Treatments for high blood pressure do not totally reverse its damaging effects on the vascular rhythms that help circulation of the blood say researchers.
The World Health Organisation says hypertension affects about 40% of those aged over 25 and is a major risk factor for heart disease, stroke and kidney failure.
An interdisciplinary group of scientists from Lancaster University found that conventional medication aimed at reducing high blood pressure restored normal vascular rhythms only in the largest blood vessels but not the smallest ones.
Professor Aneta Stefanovska said: "It is clear that current anti-hypertensive treatments, while successfully controlling blood pressure, do not restore microvascular function."
Based on a networks physiology approach, the researchers compared a group aged in their twenties and two older groups aged around 70 - one with no history of hypertension and the other taking medications for high blood pressure.

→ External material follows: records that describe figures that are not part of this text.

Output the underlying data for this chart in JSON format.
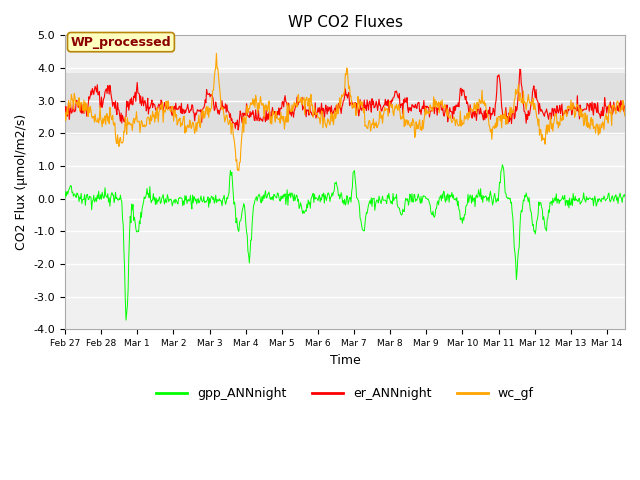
{
  "title": "WP CO2 Fluxes",
  "xlabel": "Time",
  "ylabel": "CO2 Flux (μmol/m2/s)",
  "ylim": [
    -4.0,
    5.0
  ],
  "yticks": [
    -4.0,
    -3.0,
    -2.0,
    -1.0,
    0.0,
    1.0,
    2.0,
    3.0,
    4.0,
    5.0
  ],
  "xlim_days": [
    0,
    15.5
  ],
  "xtick_labels": [
    "Feb 27",
    "Feb 28",
    "Mar 1",
    "Mar 2",
    "Mar 3",
    "Mar 4",
    "Mar 5",
    "Mar 6",
    "Mar 7",
    "Mar 8",
    "Mar 9",
    "Mar 10",
    "Mar 11",
    "Mar 12",
    "Mar 13",
    "Mar 14"
  ],
  "xtick_positions": [
    0,
    1,
    2,
    3,
    4,
    5,
    6,
    7,
    8,
    9,
    10,
    11,
    12,
    13,
    14,
    15
  ],
  "legend_labels": [
    "gpp_ANNnight",
    "er_ANNnight",
    "wc_gf"
  ],
  "legend_colors": [
    "#00FF00",
    "#FF0000",
    "#FFA500"
  ],
  "wp_processed_label": "WP_processed",
  "wp_box_facecolor": "#FFFFC0",
  "wp_box_edgecolor": "#B8860B",
  "wp_text_color": "#8B0000",
  "plot_bg_color": "#F0F0F0",
  "shaded_band_lo": 1.95,
  "shaded_band_hi": 3.85,
  "shaded_band_color": "#E0E0E0",
  "grid_color": "#FFFFFF",
  "n_points": 800
}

In the older group being treated for high blood pressure the drug treatment restored normal function at the level of arterioles and larger vessels.
But when the researchers studied the nonlinear dynamical properties of the smallest blood vessels in the body, they found differences between the two older groups.
"Specifically, current hypertensive treatment did not fully restore the coherence or the strength of coupling between oscillations in the heart rate, respiration, and vascular rhythms (vasomotion).
"These are thought to be important in the efficient and adaptive behaviour of the cardiovascular system. Indeed, one aspect of ageing is the progressive physiological weakening of these links that keep the cardiovascular system reactive and functional.
"The results have not only confirmed previous observations of progressive impairment with age of the underlying mechanisms of coordination between cardiac and microvascular activity, but for the first time have revealed that these effects are exacerbated in hypertension.
"Current antihypertensive treatment is evidently unable to correct this dysfunction. Our novel multiscale analysis methods could help in optimising future drug developments that would benefit from taking microvascular function into account."